Adam Luptak

AES in Python & Obj-C

Encryption
Python
Objective-C
Aug. 13, 2012

Despite having a bunch of new toys, I haven't been tinkering with Arduino because I've been working on a more involved (as-yet undisclosed) side project.

I've been doing some work writing custom binary files, developing a scheme that I'm not going to be talking about. However, I also wanted to encrypt my files for an extra layer of protection. Catch is, of course, that I knew basically nothing about modern encryption. I would have been completely lost, but Michael linked me over to Protecting resources in iPhone and iPad apps by Robin Summerhill. This gave me an idea of what I should be looking at - AES symmetric encryption.

Knowing what my workflow would be down the line as the project nears launch, I wanted to encrypt my files using Python and decrypt them in Objective-C (for iOS). Robin's solution is great for the iOS side, but I figured I might as well not bother with the shell script.

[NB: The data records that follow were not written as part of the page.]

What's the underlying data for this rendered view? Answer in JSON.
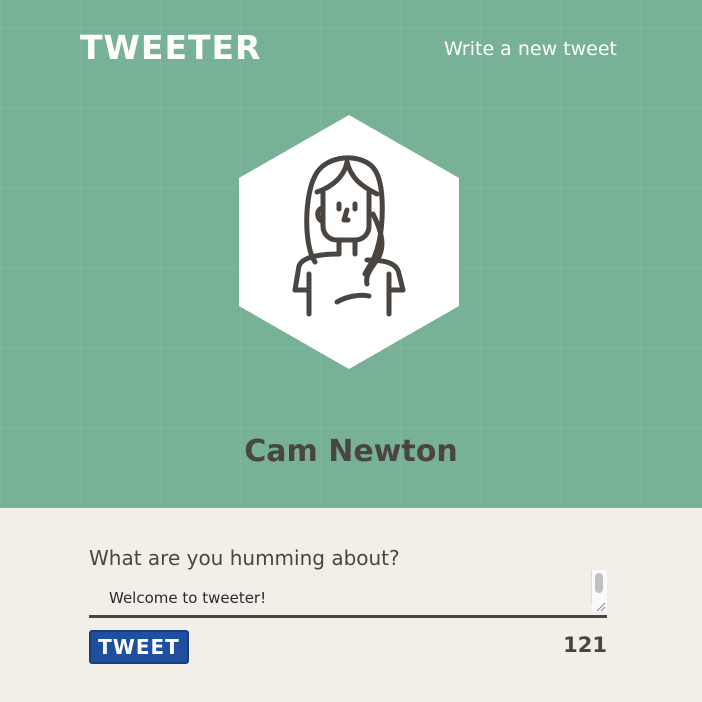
{
  "header": {
    "logo_text": "TWEETER",
    "compose_link": "Write a new tweet"
  },
  "profile": {
    "avatar_icon": "person-avatar-icon",
    "name": "Cam Newton"
  },
  "composer": {
    "label": "What are you humming about?",
    "value": "Welcome to tweeter!",
    "submit_label": "TWEET",
    "char_counter": "121"
  },
  "colors": {
    "header_bg": "#77b196",
    "page_bg": "#f2efe8",
    "text_dark": "#4a4541",
    "button_bg": "#1f4f9e"
  }
}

I started digging into doing the encryption in Python, which is where things started to get interesting.

The go-to cryptography library for Python is PyCrypto. It's fairly low-level; it encrypts a chunks of data for you, but you have to do the rest of the work. There seem to be a lot of wrappers, but they seem overcomplicated. Fortunately, I found Eli Bendersky's lightweight implementation of reading in a file, breaking it into chunks, encrypting and writing out to a file. This code was the basis of what I needed, but I wasn't done yet.

Looking at Robin Summerhill's Objective-C code, I had spent a good amount of time puzzling over the arguments that were passed into the CCCryptorCreate method. Of particular interest was kCCOptionPKCS7Padding. A bit of Googling later and I learned that since we're encrypting chunks of data, our chunks have to be complete, which means padding the last chunk - in this case, we need it to be a multiple of 16. That's where PKCS7 comes in. My understanding is that PKCS7 is the same as PKCS5, except it can handle 64-bit encryption instead of 32 (but I won't be needing it to). It's quite simple: you see how many bytes you need to add to chunk, and then set all those bytes to that number. Eli Bendersky's code doesn't follow this padding scheme, but it was quite easy to substitute in.

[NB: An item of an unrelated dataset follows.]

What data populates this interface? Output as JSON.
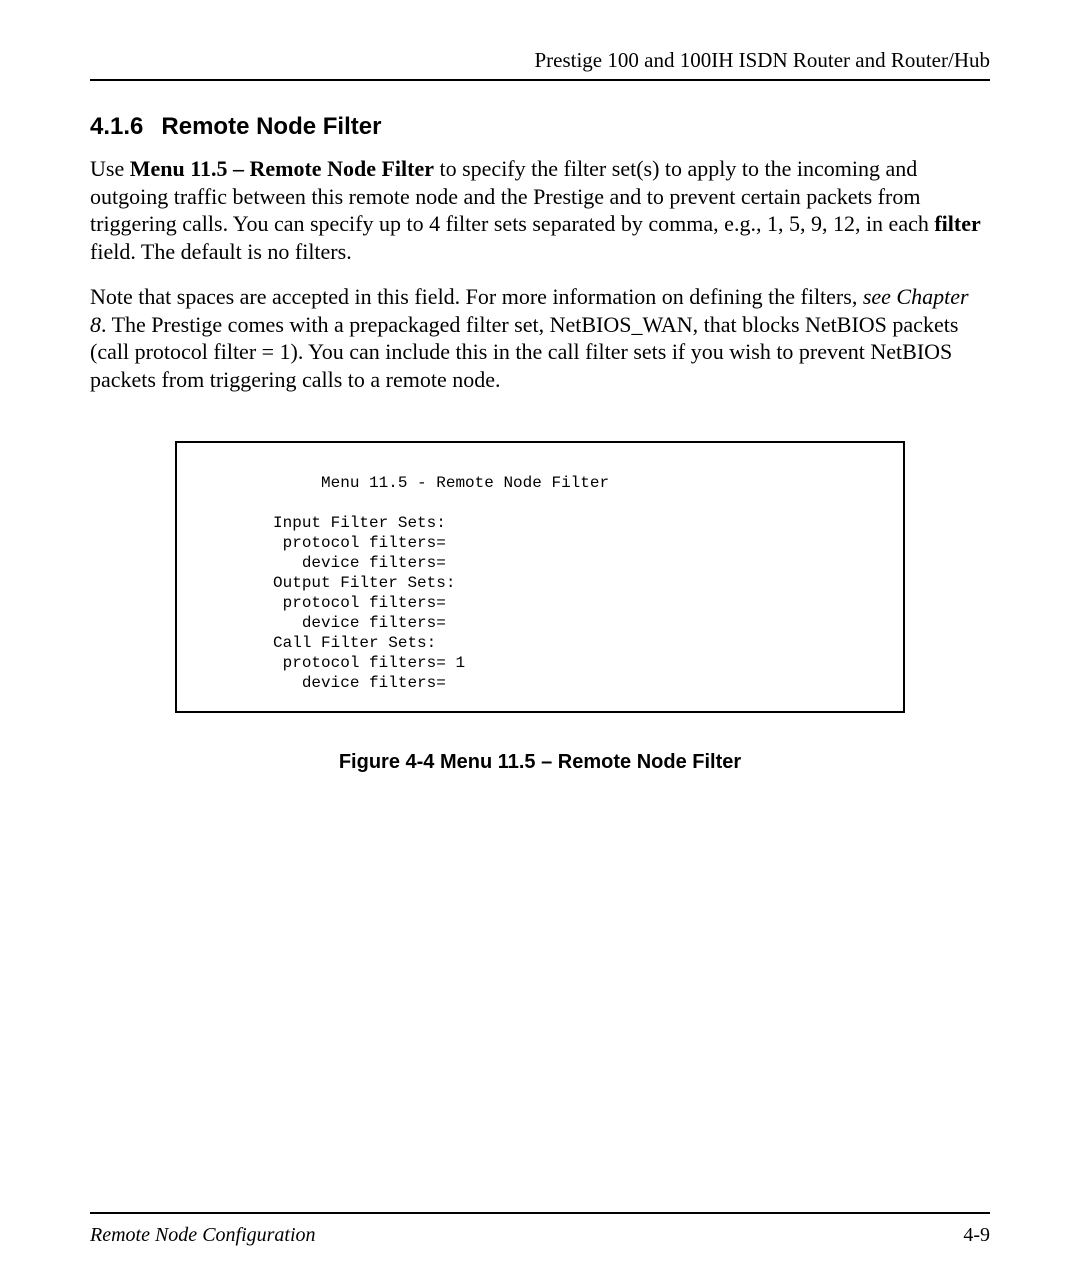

The other catch was that the Python snippet used (and it seems like PyCrypto might require) an instantiation vector (or IV). The IV is used in coordination with the private key to encrypt data. Apparently your nefarious neighborhood black hat could learn something useful by examining similar files encrypted with the same private key. However, using different IVs for every file keeps the manner in which they're encrypted unique. Since the IV is different for every file, we need to put the IV into the files so we can use it to build a cryptor.

So, at the end of the day, we create an IV, write it onto the beginning of the encrypted file, and then encrypt our data in chunks, padding the final one using the PKCS5 scheme. (Eli was also writing the original size of the file, but since we're using a standardized padding scheme that Objective-C knows how to trim, we don't need that.) Then, Robin's code needed a quick modification to read off the first 16 bytes and use them as the IV (her code didn't use an IV), then proceed as normal.

If you check out the Xcode project I've included, you'll see a JPG that I encoded using Python, and it reads out the first 100 bytes of the encrypted file and compares them to the bytes from the unencrypted file to verify that they're the same.